Longer and Healthier Lives

"There are a lot of people concerned about why we're doing this procedure for this age group," said Reyes. "From the nursing perspective, is this really an ethical procedure? These teens have gone through a prolonged period of physical and psychological testing. Knowing that background history paints the picture for me of what we're doing and why we're doing it. My bottom line is that we're doing this type of surgery to make their lives better and to help them live longer and healthier lives."

Sandy Keefe is a freelance writer and frequent contributor to ADVANCE.

Roux-en-Y Gastric Bypass Procedures

Bariatric surgeons operating on adolescents at Lucile Packard Children's Hospital perform laparoscopic Roux-en-Y gastric bypass procedures, which involve dividing the stomach into two parts. The upper portion forms a small pouch that holds about 1 ounce (30 cc) of food or liquid. The lower part of the stomach, as well as the duodenum and upper portion of the jejunum, are bypassed. The lower portion of the small intestine is attached to the upper pouch of the stomach, leaving a small opening for food to pass from the stomach to the intestine.

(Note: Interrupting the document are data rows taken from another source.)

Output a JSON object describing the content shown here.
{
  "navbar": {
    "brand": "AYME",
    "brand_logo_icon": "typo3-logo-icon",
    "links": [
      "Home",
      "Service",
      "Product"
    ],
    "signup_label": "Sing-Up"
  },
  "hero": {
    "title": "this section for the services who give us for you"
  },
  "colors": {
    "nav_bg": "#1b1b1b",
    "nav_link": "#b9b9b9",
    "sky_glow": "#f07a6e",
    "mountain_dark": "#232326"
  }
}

The end of the bypassed portion of the small intestine is then connected to the distal portion of the lower intestine, forming a "Y" that allows digestive juices from the bypassed section to empty into the lower intestine to help in breaking down food.

The Roux-en-Y procedure promotes weight loss in two ways:

1. Volume restriction: When food is swallowed and goes into the small stomach pouch, the patient feels full after eating only a modest amount of food.

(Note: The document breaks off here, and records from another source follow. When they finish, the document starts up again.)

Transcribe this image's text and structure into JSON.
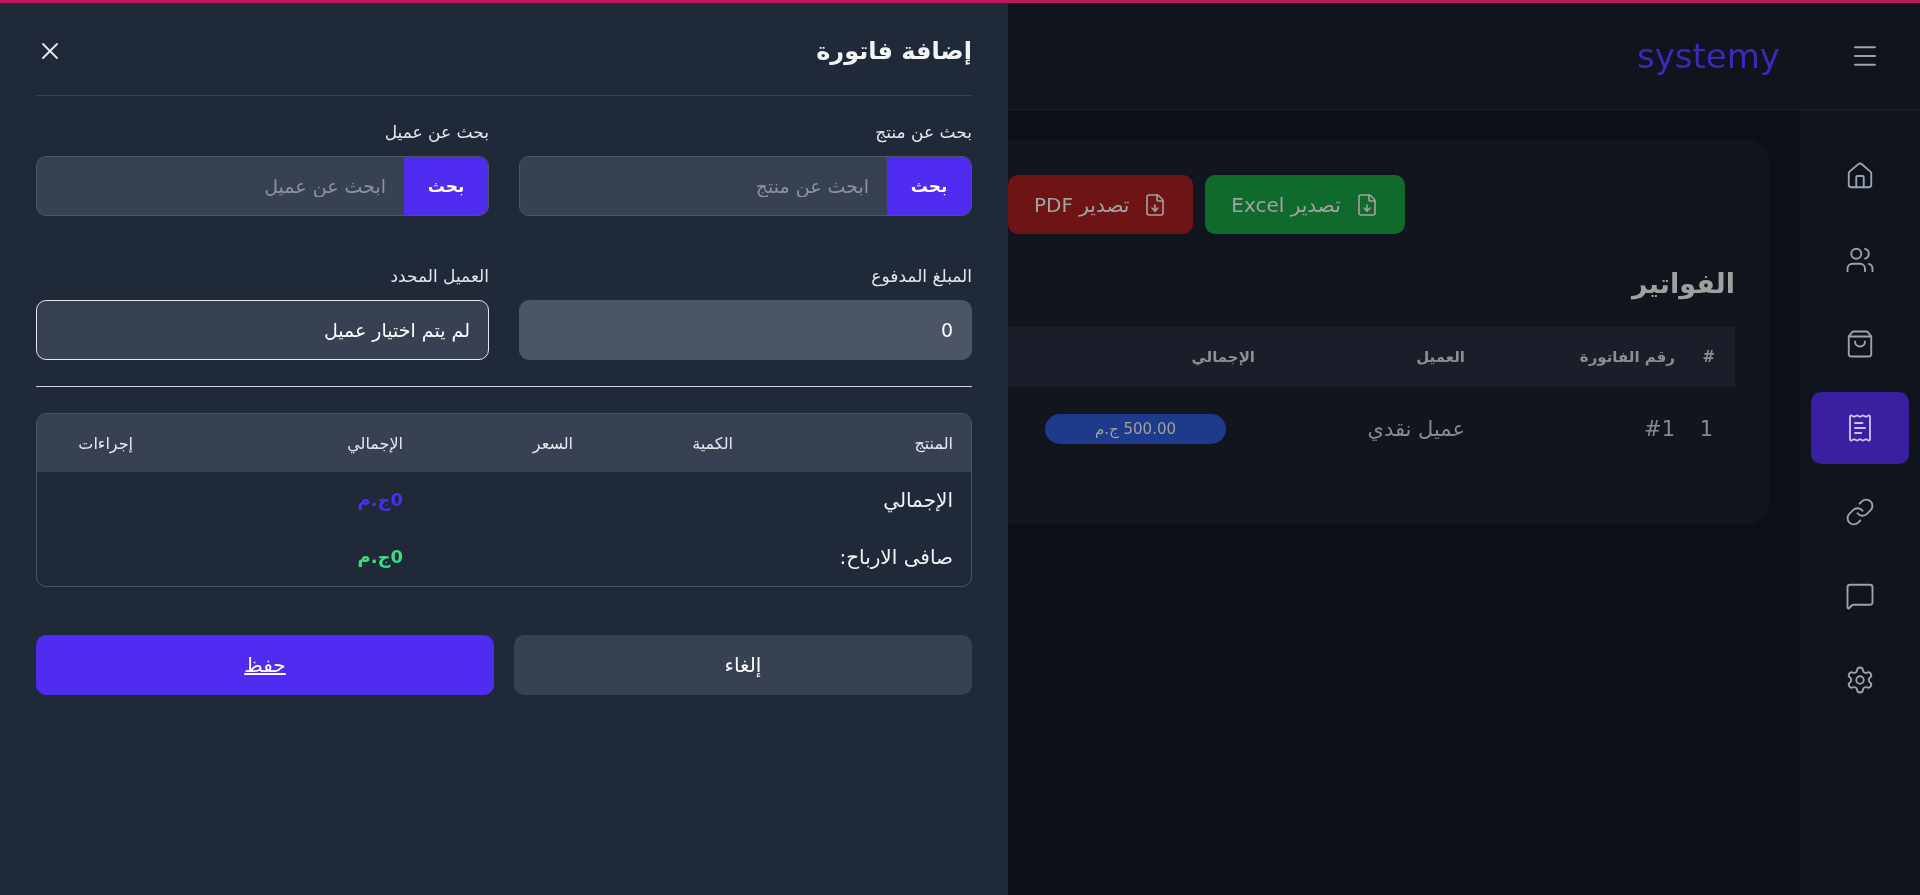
{
  "drawer": {
    "title": "إضافة فاتورة",
    "search_fields": [
      {
        "label": "بحث عن منتج",
        "placeholder": "ابحث عن منتج",
        "button": "بحث"
      },
      {
        "label": "بحث عن عميل",
        "placeholder": "ابحث عن عميل",
        "button": "بحث"
      }
    ],
    "paid_amount": {
      "label": "المبلغ المدفوع",
      "value": "0"
    },
    "selected_client": {
      "label": "العميل المحدد",
      "value": "لم يتم اختيار عميل"
    },
    "items_table": {
      "columns": [
        "المنتج",
        "الكمية",
        "السعر",
        "الإجمالي",
        "إجراءات"
      ],
      "summary": [
        {
          "label": "الإجمالي",
          "value": "0ج.م",
          "color": "#4f2cf0"
        },
        {
          "label": "صافى الارباح:",
          "value": "0ج.م",
          "color": "#3ddc84"
        }
      ]
    },
    "buttons": [
      {
        "label": "إلغاء",
        "kind": "secondary"
      },
      {
        "label": "حفظ",
        "kind": "primary"
      }
    ]
  },
  "header": {
    "logo": "systemy"
  },
  "sidebar": {
    "items": [
      {
        "kind": "home",
        "selected": false
      },
      {
        "kind": "users",
        "selected": false
      },
      {
        "kind": "bag",
        "selected": false
      },
      {
        "kind": "receipt",
        "selected": true
      },
      {
        "kind": "link",
        "selected": false
      },
      {
        "kind": "chat",
        "selected": false
      },
      {
        "kind": "settings",
        "selected": false
      }
    ]
  },
  "invoices": {
    "title": "الفواتير",
    "exports": [
      {
        "label": "تصدير Excel",
        "kind": "excel"
      },
      {
        "label": "تصدير PDF",
        "kind": "pdf"
      }
    ],
    "columns": [
      "#",
      "رقم الفاتورة",
      "العميل",
      "الإجمالي"
    ],
    "rows": [
      {
        "index": "1",
        "number": "#1",
        "client": "عميل نقدي",
        "total": "500.00 ج.م"
      }
    ]
  }
}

2. Malabsorption: Because food bypasses part of the small intestine and is then digested in the lower portion of the small intestine, the patient's body absorbs fewer calories.

By using a laparoscopic approach to the Roux-en-Y procedure, surgeons are able to insert special miniaturized instruments through small incisions through the abdominal wall. This method promotes faster healing and recovery, while decreasing postoperative pain, infection rates and herniation risk when compared to open surgery. The procedure takes about 2-4 hours; patients generally stay in the hospital for only 3-5 days and most return to work or school in 2-6 weeks.

An added benefit of the Roux-en-Y procedure is that it helps to modify eating patterns through an unpleasant feedback mechanism. Foods that are high in sugar or fat are not readily tolerated, and often trigger discomfort and flu-like symptoms known as "dumping syndrome." After experiencing these consequences a few times, most patients get the message.